Starring Mel Gibson, Sigourney plays his love interest and assistant to the British military attaché in Indonesia, Jill Bryant. Just two films after the original Alien, Sigourney finds herself more as a side character to Gibson. But what struck me was that no matter the role, Sigourney is able to take control of the camera’s gaze in any scene, and any genre and own it. And while she is always a strong character in her films, she also is able to project a vulnerability to her roles that draws you in. This is true in Alien, and it is true in The Year of Living Dangerously.

As a woman occupying a place in the boy’s club of Indonesia where westerners are being threatened as a growing civil war looms, she is able to project a confident, independent feminism that also longs for love despite her reputation for constant change and upheaval professionally, and romantically. She is a picture of contrasts, exuding confidence, independence, and strength and with her eyes conveying kindness, longing, and grace. Even in Aliens, where she is simply a female-wrecking machine, there is tenderness to her character as she is drawn into the confidence of a young girl who has survived for so long.
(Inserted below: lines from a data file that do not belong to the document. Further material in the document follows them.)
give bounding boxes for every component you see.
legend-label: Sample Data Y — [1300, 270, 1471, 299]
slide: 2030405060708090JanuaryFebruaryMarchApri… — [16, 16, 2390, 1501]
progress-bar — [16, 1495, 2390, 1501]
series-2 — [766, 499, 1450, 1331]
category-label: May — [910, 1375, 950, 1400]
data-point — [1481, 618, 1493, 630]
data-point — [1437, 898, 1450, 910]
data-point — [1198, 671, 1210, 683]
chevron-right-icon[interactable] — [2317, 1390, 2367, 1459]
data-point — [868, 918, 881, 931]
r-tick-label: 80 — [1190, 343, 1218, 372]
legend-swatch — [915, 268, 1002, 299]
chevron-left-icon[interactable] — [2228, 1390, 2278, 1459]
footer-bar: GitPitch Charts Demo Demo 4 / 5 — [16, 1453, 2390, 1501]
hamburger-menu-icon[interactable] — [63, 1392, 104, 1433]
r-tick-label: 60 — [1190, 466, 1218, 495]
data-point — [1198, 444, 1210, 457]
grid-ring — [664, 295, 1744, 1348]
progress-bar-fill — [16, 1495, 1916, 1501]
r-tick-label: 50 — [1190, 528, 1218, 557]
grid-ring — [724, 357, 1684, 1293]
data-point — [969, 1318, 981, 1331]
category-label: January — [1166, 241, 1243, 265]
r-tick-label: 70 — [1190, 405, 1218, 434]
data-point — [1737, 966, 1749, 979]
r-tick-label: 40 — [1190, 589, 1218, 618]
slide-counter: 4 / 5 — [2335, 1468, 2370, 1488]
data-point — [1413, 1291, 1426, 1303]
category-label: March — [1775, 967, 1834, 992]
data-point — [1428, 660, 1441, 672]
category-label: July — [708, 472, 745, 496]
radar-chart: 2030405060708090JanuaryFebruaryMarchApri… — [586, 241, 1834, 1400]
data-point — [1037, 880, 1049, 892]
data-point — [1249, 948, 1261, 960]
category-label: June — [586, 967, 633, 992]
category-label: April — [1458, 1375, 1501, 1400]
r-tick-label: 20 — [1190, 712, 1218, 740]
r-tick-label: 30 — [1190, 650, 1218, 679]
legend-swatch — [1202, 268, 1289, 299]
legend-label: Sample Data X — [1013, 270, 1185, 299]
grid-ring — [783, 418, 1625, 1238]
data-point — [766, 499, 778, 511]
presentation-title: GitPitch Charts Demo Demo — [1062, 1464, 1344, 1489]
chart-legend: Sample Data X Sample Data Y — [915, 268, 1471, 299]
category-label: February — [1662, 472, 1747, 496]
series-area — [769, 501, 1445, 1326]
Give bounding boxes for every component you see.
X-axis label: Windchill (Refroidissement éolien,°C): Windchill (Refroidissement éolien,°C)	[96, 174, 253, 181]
Here, her tenderness is towards the poor culture around her, and her friend Billy (Linda Hunt) who she loves for his heart for those less fortunate.

While the film is really a vehicle for a young Mel Gibson, it’s a film that gave audiences a different look of Ms. Weaver than what they may remember of her in Alien (though there she was even more vulnerable), and put her in a role that was more relatable, than a space horror film, which allowed her to transition to other genres such as comedy with Ghostbusters just a few years later. She has continued to be versatile in her roles over the years and has endured with a legacy of films with no signs of slowing down 33 years after The Year of Living Dangerously. Through it all she continues to exude strength and vulnerability, grace, and beauty, and like Harrison Ford, is still one of the most bankable and beloved actors of the modern era.